Désastre carcéral et responsabilité syndicale
Luk Vervaet, ex-enseignant dans les prisons
Tous les responsables de l’appareil judiciaire en Belgique, dirigeants
syndicaux du secteur carcéral y compris, devraient être trainés devant un
tribunal pour leur responsabilité dans la situation catastrophique de nos
prisons, en particulier dans les maisons d’arrêt. Quoique ça ne changerait pas
grand-chose. La Belgique a déjà été condamnée maintes fois par des tribunaux
nationaux ou internationaux pour le traitement de ses détenus ; la
dernière condamnation en référé de l’État belge date d’il y a quelques jours[1].
Nos responsables archivent tout simplement les condamnations les unes après les
autres et continuent comme si ne rien était.
Cela fait 25 ans qu’on assiste à une explosion carcérale en
Belgique. Année après année, le nombre de détenus n’a fait qu’augmenter,
pulvérisant tous les records de l’année précédente : de 5.176 en 1980, à 10.320
en 2009, 11.330 en 2012, et 12.697 en 2013.[2]
En dix ans de temps, de 2003 à 2013, la population carcérale en Belgique a
augmenté de 35,6 %. Si le taux de détention en Belgique était de 93,5 sur
100.000 personnes en 2010, il est de 113,8 en 2013.
Cette explosion du nombre
de détenus a des conséquences dramatiques quant à la surpopulation des prisons
et les maisons d’arrêt, ces dernières étant le plus souvent vétustes. Avec des
conséquences au niveau de la santé mentale et physique des détenus, de
l’éducation, des soins, d’hygiène, de la disponibilité du travail, du nombre de
visites ou de promenades…
Ce que je reproche
aux syndicats, ce ne sont pas leurs grèves.
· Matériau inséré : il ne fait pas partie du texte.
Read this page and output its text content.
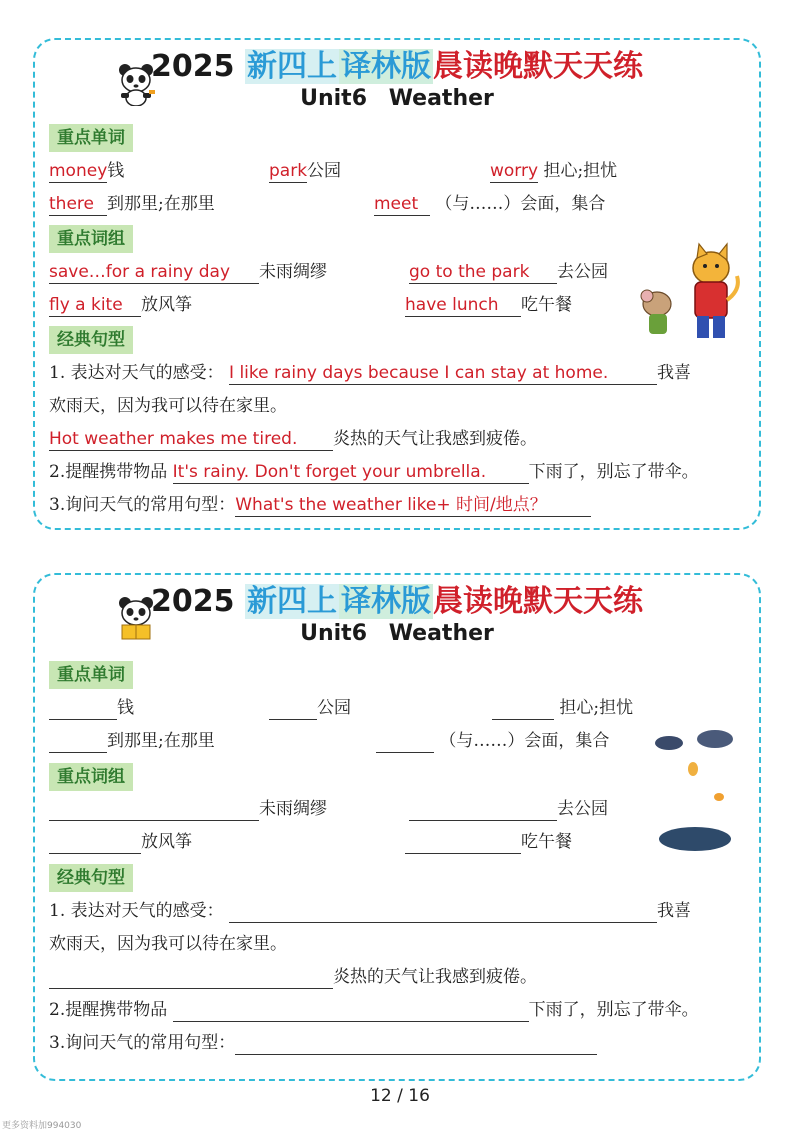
2025 新四上 译林版晨读晚默天天练
Unit6 Weather
重点单词
money钱	park公园	worry 担心;担忧
there 到那里;在那里	meet （与……）会面，集合
重点词组
save…for a rainy day 未雨绸缪	go to the park 去公园
fly a kite 放风筝	have lunch 吃午餐
经典句型
1. 表达对天气的感受： I like rainy days because I can stay at home.	我喜
欢雨天，因为我可以待在家里。
Hot weather makes me tired. 炎热的天气让我感到疲倦。
2.提醒携带物品 It's rainy. Don't forget your umbrella.	下雨了，别忘了带伞。
3.询问天气的常用句型：What's the weather like+ 时间/地点？
2025 新四上 译林版晨读晚默天天练
Unit6 Weather
重点单词
钱	公园	担心;担忧
到那里;在那里	（与……）会面，集合
重点词组
未雨绸缪	去公园
放风筝	吃午餐
经典句型
1. 表达对天气的感受：	我喜
欢雨天，因为我可以待在家里。
炎热的天气让我感到疲倦。
2.提醒携带物品	下雨了，别忘了带伞。
3.询问天气的常用句型：
12 / 16
更多资料加994030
C’est leur droit le plus strict.
Mais je souhaiterais bien deux choses.
Nous sommes en droit d’attendre des syndicats qu’ils n’utilisent
pas, lors de leurs grèves, la situation intenable de souffrance et de désespoir
des détenus et de leurs familles pour faire pression et obtenir gain de cause
dans leurs revendications. Qu’ils
arrêtent de prendre les détenus en otage au lieu de leurs patrons du ministère
de la Justice et de la direction générale des prisons. Les grèves peuvent aller
jusqu’à provoquer la mise en feu des cellules ou d’autres formes de suicide.
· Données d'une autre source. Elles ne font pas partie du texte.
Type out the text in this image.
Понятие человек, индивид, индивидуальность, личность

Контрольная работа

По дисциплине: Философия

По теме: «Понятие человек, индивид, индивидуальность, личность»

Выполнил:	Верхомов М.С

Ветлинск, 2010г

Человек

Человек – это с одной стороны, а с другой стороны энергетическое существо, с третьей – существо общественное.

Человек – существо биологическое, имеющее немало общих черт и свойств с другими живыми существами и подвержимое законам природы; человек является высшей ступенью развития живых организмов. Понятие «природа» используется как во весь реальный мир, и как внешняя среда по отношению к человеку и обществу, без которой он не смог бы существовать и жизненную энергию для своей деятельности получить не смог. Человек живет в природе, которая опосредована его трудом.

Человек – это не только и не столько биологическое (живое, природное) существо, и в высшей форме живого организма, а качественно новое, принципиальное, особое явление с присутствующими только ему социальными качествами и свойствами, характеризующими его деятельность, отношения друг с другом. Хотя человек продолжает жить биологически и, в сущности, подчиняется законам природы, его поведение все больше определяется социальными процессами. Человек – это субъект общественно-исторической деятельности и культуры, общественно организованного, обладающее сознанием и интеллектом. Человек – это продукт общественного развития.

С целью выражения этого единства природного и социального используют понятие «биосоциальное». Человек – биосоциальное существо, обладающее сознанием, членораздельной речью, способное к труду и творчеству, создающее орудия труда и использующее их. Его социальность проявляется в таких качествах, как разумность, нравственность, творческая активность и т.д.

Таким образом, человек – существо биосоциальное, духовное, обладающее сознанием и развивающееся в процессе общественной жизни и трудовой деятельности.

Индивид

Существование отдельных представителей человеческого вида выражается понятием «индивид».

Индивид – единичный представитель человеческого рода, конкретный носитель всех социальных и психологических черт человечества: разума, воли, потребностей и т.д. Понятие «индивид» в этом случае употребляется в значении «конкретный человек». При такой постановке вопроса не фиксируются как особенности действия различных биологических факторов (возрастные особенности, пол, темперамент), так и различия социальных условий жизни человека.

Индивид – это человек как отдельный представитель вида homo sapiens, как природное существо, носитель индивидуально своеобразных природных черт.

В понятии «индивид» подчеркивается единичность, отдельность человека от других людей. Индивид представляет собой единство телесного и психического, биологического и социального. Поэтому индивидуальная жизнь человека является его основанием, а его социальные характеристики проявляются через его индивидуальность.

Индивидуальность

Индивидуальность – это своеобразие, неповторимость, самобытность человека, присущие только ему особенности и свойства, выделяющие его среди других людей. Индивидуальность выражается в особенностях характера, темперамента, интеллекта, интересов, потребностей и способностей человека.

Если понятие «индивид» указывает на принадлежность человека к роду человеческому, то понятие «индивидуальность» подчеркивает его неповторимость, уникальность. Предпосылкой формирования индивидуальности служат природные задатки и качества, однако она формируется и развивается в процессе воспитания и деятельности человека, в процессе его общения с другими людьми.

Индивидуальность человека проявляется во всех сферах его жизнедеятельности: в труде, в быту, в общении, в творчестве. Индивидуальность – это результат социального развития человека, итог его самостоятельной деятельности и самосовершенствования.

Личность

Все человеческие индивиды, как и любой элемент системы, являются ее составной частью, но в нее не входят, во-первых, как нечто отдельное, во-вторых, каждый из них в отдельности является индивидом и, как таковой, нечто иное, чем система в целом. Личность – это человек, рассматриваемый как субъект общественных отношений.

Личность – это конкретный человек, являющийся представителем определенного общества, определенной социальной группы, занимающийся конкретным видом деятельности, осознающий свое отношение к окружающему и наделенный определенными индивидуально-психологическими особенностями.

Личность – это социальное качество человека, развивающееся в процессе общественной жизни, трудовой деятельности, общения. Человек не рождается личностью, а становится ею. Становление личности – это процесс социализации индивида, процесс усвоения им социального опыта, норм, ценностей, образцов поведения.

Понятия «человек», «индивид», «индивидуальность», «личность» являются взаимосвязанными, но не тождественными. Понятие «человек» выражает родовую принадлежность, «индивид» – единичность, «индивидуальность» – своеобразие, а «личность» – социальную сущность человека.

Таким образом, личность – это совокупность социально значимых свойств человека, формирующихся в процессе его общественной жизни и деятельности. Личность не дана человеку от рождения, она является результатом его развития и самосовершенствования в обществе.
Ce qu’on attend des syndicats, c’est une grève « au
finish » contre la politique carcérale en Belgique. En adoptant la
position corporatiste « si vous
nous livrez autant de détenus, nous avons besoin d’autant de personnel »,
la politique syndicale se range dans les faits dans le camp patronal. Pourquoi est-ce
à un bourgmestre de menacer de fermer la prison de Forest parce que les
conditions y sont intenables et inhumaines ? Où sont les syndicats ? La
même chose vaut pour les solutions aux problèmes. Au lieu de se s’attaquer à la
source, là aussi les syndicats se sont inscrits dans la logique des
gouvernements successifs : gérer les prisons comme des entreprises
industrielles par l’élargissement et la modernisation du parc carcéral au moyen
de Partenariats Publiques Privés. Ainsi, les seuls partenaires que la Direction
générale des prisons et le ministère de la Justice ont trouvé pour défendre la
construction de la mégaprison à Haren, de sont les syndicats. Les seuls absents
de la plateforme pour sortir du désastre carcéral en Belgique[3],
qui regroupe magistrats, avocats, organisations des droits de l’homme, habitants,
ce sont les syndicats.
On se rappelle de l’émission Pour ou Contre la mégaprison de Haren sur RTL qui opposait (!)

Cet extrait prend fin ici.